Recently, a speaker at a conference said that Thomas, the Library of Congress site with extensive information about federal bills and legislation, excluded all search engines from indexing the site. Why, the speaker asked, would a government site wish to block search engines? While government agencies might, like most web sites, exclude search engines from parts of the site for benign reasons (such as blocking temporary pages, out-of-date pages, etc.) It seems counter-intuitive that anyone would want to block access to search engines since they tend to drive most traffic at most web sites.
This prompted me to examine if and when and how government agencies are blocking search engines. I discovered that Thomas does not block all search engines after all — but it only allows Google to fully index the site. That raises more questions than it answers. What follows is some background and findings and conclusions from a selective examination of what some agencies are doing.
Search engines like Google, Yahoo, MSN search, etc. build indexes of web pages by using software (called “robots” or “spiders”) that browse (or “crawl”) the web, finding web pages and the links on those pages, following the links they find to find more pages, and so forth. When the spidering software reaches a site, it is supposed to do a couple of things before proceeding. It is supposed to look for a special file named “robots.txt”, read the rules in that file that tell it where it may go and where it may not go, and then obey those rules. The rules (called The Robots Exclusion Standard) allow the site to exclude or allow robots to visit particular parts of the site. This is a web convention, not a mandate, but all “well behaved” robots are supposed to follow these rules. The rules can exclude robots from a directory or a particular file or even exclude a particular type of file. They can also specify that one robot can get to one part of the site, while another cannot. (This is useful for site administrators that want to allow their own indexing software to index parts of the site that they don’t want to be visible to the world, for example.) There are other ways to ask a search engine to refrain from indexing a page, but I don’t cover those here.

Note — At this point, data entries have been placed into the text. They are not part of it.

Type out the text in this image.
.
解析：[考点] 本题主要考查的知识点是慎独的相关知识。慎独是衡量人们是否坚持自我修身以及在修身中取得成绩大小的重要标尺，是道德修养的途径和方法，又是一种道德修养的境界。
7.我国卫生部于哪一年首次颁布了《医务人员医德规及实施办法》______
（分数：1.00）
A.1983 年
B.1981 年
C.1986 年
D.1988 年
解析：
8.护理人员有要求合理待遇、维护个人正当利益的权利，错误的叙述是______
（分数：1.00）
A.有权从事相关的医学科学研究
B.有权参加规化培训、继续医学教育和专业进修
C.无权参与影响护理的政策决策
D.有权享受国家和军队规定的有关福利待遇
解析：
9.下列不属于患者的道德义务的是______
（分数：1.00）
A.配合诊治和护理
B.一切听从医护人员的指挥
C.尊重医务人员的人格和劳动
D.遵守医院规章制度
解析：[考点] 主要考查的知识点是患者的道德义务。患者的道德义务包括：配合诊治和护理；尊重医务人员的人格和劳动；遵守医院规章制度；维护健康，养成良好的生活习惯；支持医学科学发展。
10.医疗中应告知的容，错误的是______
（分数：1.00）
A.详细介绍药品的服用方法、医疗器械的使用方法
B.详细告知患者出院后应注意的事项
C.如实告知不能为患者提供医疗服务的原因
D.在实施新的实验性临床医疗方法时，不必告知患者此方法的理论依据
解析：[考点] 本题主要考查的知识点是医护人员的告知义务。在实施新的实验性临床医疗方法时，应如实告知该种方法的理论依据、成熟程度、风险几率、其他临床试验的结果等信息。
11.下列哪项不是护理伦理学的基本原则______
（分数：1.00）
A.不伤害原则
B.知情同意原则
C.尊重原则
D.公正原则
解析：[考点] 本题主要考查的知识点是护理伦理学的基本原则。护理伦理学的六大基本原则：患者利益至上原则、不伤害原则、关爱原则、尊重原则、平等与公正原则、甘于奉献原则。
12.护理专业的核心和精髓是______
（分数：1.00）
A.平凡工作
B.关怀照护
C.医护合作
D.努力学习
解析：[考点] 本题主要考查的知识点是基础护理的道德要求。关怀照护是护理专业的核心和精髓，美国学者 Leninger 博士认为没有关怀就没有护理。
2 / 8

Some explanations of how the robots.txt files work are:
I examined the robots.txt files at some dot-gov (.gov) sites. The following is a report on what I have found so far. I used google to identify files (google search for file robots.txt at site .gov) and examined a selection of the federal sites from that result. I invite others to let me know of other interesting exclusions.
It is not always easy to know the effects of a robots.txt file on a complex site. When the file is quite long and lists many directories that are themselves links to other parts of the site, for instance, it is possible that these are old links and spiders will find the information through another route. The EPA site is an example of this; it has 975 exclusions and, without following every one and navigating the site looking for the information in the exclusions, it is difficult to determine if the information is still findable by spiders.
That said, here are the few sites that I examined that had some interesting features.
- Customs and Border Protection (visited 10/30/2005)
Excludes all spiders except Google and the “gsa-crawler”, which it allows everywhere.
- Department of Justice (visited 10/30/2005)
Exclude indexing of its archive
- Department of Labor (visited 10/30/2005)
Evidently excludes spiders from older press releases (e.g., /dol/media/press/archives.htm), decisions of the Employees’ Compensation Appeals Board and the Benefits Review Board.
- Environmental Protection Agency (visited 10/30/2005)
Has a lengthy robots.txt file that excludes all robots from parts of the site such as the state Binary Base Maps of the Exposure Assessment Models, a page on the Columbia Space Shuttle Accident, the section on Environmental Monitoring for Public Access and Community Tracking, the entire “Human Exposure Database System,” parts of the site that require a password (e.g., “mercury-archive”), and much more.
- Thomas (visited 10/30/2005)
Allows Google’s robot complete access. Allows the “Ultraseek” robot any plain file, but excludes it from following any dynamic links (which is most of the site). Denies all other robots any access.
- USDA Forest Service Southern Research Station (visited 10/30/2005)
Whole sections of publications in pdf format are excluded (e.g., “/pubs/rp/*.pdf” [recent publications])
- Whitehouse (visited 10/30/2005)
An extensive list of over 2000 exclusions. Most of these seem to be simply aimed at excluding robots from the “text” versions of web pages that are probably duplicates of other pages; if so, these have essentially no effect on indexing but are probably used to reduce the number of times spiders hit the site and save bandwidth. Interestingly, though, most of the other exclusions are for directories named “iraq” that do not exist. Excluding non-existing directories is neither necessary nor functional. Perhaps these are in place to save bandwidth by preventing spiders from hunting for information about Iraq rather than following actual links. Examples: /infocus/healthcare/iraq /infocus/internationaltrade/iraq
It appears that most agencies are either not using robots.txt files to excluded search engine robots, or are using the exclusion rules sparingly and appropriately. At least two government web sites (whitehouse.gov and epa.gov), and perhaps others, warrant further study because they have such lengthy robots.txt files or because the exclusions otherwise obscure their overall effect.
Two other federal government web sites (customs.gov and thomas.loc.gov) have troubling exclusions of most search engines except Google.